Comment la nouvelle présidente du C.A. de l’UQAR perçoit-elle son mandat?
14 avril 2009
Selon la nouvelle présidente du Conseil d’administration de l’UQAR, Mme Marie-Claude Ruel, une université comme l’UQAR présente de beaux défis à relever. « Nous avons un très grand territoire à couvrir et le fait d’avoir deux campus, en plus des bureaux régionaux, permet de mieux étaler nos services, tout en ayant des ports d’attache solides. »
L’UQAR, ajoute-elle, projette l’image d’une université chaleureuse, proche de son milieu, autant à Lévis qu’à Rimouski. « La proximité des professeurs et du personnel, c’est une belle valeur de l’université. C’est la perception que j’avais quand j’étais étudiante à Lévis et c’est encore la perception que j’ai depuis que je fais partie du monde des affaires. Le succès qu’a connu la campagne de financement de l’UQAR dans les dernières années, avec 11,4 M $, indique bien l’appréciation de l’Université à la grandeur du territoire qu’elle dessert. »

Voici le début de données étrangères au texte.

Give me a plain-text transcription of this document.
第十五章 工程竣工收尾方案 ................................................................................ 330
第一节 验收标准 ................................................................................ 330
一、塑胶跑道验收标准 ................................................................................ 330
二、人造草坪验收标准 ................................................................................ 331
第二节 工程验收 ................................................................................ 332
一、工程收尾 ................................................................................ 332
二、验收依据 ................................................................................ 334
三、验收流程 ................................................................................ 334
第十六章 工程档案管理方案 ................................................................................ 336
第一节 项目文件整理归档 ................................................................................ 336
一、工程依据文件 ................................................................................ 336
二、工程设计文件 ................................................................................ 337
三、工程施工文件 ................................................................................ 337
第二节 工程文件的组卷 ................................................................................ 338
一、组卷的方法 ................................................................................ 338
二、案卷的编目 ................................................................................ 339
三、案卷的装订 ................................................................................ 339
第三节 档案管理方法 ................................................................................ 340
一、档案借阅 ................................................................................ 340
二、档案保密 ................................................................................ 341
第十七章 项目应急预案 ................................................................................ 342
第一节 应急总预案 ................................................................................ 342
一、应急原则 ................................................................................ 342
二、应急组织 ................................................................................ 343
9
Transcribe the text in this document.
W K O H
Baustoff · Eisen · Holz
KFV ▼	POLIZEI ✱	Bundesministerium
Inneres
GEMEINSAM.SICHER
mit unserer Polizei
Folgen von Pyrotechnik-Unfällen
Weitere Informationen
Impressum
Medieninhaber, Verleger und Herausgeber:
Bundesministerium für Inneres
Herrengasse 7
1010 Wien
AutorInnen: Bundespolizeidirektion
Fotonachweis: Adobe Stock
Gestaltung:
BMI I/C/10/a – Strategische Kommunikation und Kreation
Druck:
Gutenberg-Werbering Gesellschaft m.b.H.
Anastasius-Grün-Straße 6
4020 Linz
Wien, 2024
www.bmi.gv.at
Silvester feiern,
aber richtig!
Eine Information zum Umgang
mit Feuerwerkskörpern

Mme Ruel envisage de présider la majorité des réunions du conseil à partir de Rimouski, au siège social, même si son emploi se trouve dans la région de Québec. « En plus du Conseil d’administration, dit-elle, je me donne comme mandat d'assister à des activités ou d'autres réunions qui nécessitent ma présence, tant à Rimouski qu'à Lévis. C’est important de rencontrer les gens directement. » À l’UQAR, les réunions du Conseil d’administration se déroulent depuis plusieurs années en vidéoconférence, près d’une dizaine de fois par année, avec des participants à Rimouski et d’autres à Lévis. Tous les membres du Conseil qui sont en poste à Rimouski sont invités à l’occasion à se rendre à Lévis, et vice-versa.
Au Conseil d’administration de l’UQAR, Mme Ruel compte aussi porter une attention spéciale à l’accueil et à l’intégration des nouveaux membres. « Pour les étudiants et les membres socio-économiques qui proviennent de l’extérieur du milieu universitaire, siéger à un conseil d’administration exige une certaine adaptation. Ils n’ont pas tous le même degré de compréhension de l’université et ils ont besoin d’une meilleure intégration pour intervenir efficacement dans les dossiers. Comme présidente, je souhaite contribuer à faciliter l’intégration des nouveaux membres. »
Finalement Marie-Claude Ruel souhaite une présence accrue des femmes au Conseil d'administration. « Depuis plusieurs années, nous assistons à une augmentation du nombre de femmes qui fréquentent les universités. Ce nouveau phénomène nous amènera, je l'espère de façon naturelle, à attirer un plus grand nombre de femmes à siéger sur les différents conseils d'administration dont celui de notre université. »
Actuellement, sur seize membres à la table du Conseil d’administration, on compte seulement trois femmes. Cependant, trois postes sont vacants, soit un représentant des cégeps et deux membres socioéconomiques.
En plus de Mme Ruel, les autres femmes au C.A. sont : Mme Dyane Benoît, directrice de la qualité et des ressources humaines de l'Agence de santé et des services sociaux de Chaudière-Appalaches, qui vient d’être nommée, et Mme Ann LeMay, directrice de succursale à la Banque nationale.
La présidente du Conseil d’administration, Mme Ruel, est directrice à la gestion des avoirs à la Caisse populaire de Pont-Rouge – Saint-Basile, dans la région de Portneuf. Elle cumule plus de 20 ans d’expérience dans le domaine financier, dont 18 ans au sein du Mouvement Desjardins. Elle est diplômée en administration à l’UQAR, après des études au campus de Lévis, sa ville natale.